Angelman syndrome (AS) is a rare neuro-genetic disorder that occurs in one in 15,000 live births. Angelman syndrome is often misdiagnosed as cerebral palsy or autism due to lack of awareness. Characteristics of the disorder include developmental delay, lack of speech, seizures, and walking and balance disorders. Individuals with Angelman syndrome will require life-long care.
When our daughter was diagnosed with Angelman Syndrome, we were quickly thrust into a new community, a new world, of life with a rare disease.
This happened in January, so almost immediately we learned that February 15th is International Angelman Day. Our friends and family, eager to rally around us, wanted to honor our girl. Raising awareness made sense, but I had a hard time finding myself in this day. It wasn’t a holiday; I definitely didn’t feel like celebrating. And I wasn’t even ready to start waving an awareness banner and promote research; I could barely talk about the whole situation at all.
Other Angelman families also invited us to an International Angelman Day picnic. I remember talking with another mom of a newly-diagnosed child about how nervous we both were to go meet other families; to meet older kids who were like ours. It was a glimpse of the future I wasn’t ready to see.
But in the midst of this, our people did something amazing. A friend secretly invited our community to wear blue, our rare disease’s chosen color, on February 15th. That weekend, we were flooded with hashtags and pictures of friends & family wearing blue to honor our girl.
I really wasn’t ready for it. I may have even worn red. And yet—it was the best way our people could love us in that moment. The combination of acknowledgment, love and presence was what I needed, even if I didn’t feel ready to deal with a rare disease. Our friends and family helped pull me up off the ground. They gave me courage to love our daughter well.

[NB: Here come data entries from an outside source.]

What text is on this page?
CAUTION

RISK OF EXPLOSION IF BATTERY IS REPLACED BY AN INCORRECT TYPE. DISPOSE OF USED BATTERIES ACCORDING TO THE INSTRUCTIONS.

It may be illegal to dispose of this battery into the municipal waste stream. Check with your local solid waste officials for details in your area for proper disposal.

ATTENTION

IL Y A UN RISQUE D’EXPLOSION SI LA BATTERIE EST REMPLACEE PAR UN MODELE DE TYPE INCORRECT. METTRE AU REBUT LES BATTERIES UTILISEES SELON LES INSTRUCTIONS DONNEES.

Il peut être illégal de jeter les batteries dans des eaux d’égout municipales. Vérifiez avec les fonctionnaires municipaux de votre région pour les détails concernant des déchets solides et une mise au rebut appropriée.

Two years later, International Angelman Day is here again. And this time, I think I’m ready to face it. This year WE invited our friends & family to wear blue for Ava. We get to spread awareness and encourage research that works toward a better life and one day, maybe a cure. And we get to celebrate—not a disease, but my daughter, who lights up every room she enters in spite of all her challenges.
This year, the Orlando Eye, Niagara Falls and the skyline of Chicago are all lighting up blue on February 15th to raise awareness and promote research. You can also follow the day here.
I often see our friends and family struggle to know how to best help us. Raising a child with a rare disease is complicated. We try to find ways to involve everyone who wants to help, but it’s harder than it might seem. Things as simple as wearing a color or hashtagging a rare disease may seem like small ways to show support—but be assured that things like this can fill a struggling friend with encouragement. So can a quick text, or an invite to go out—even if they will likely need to say no.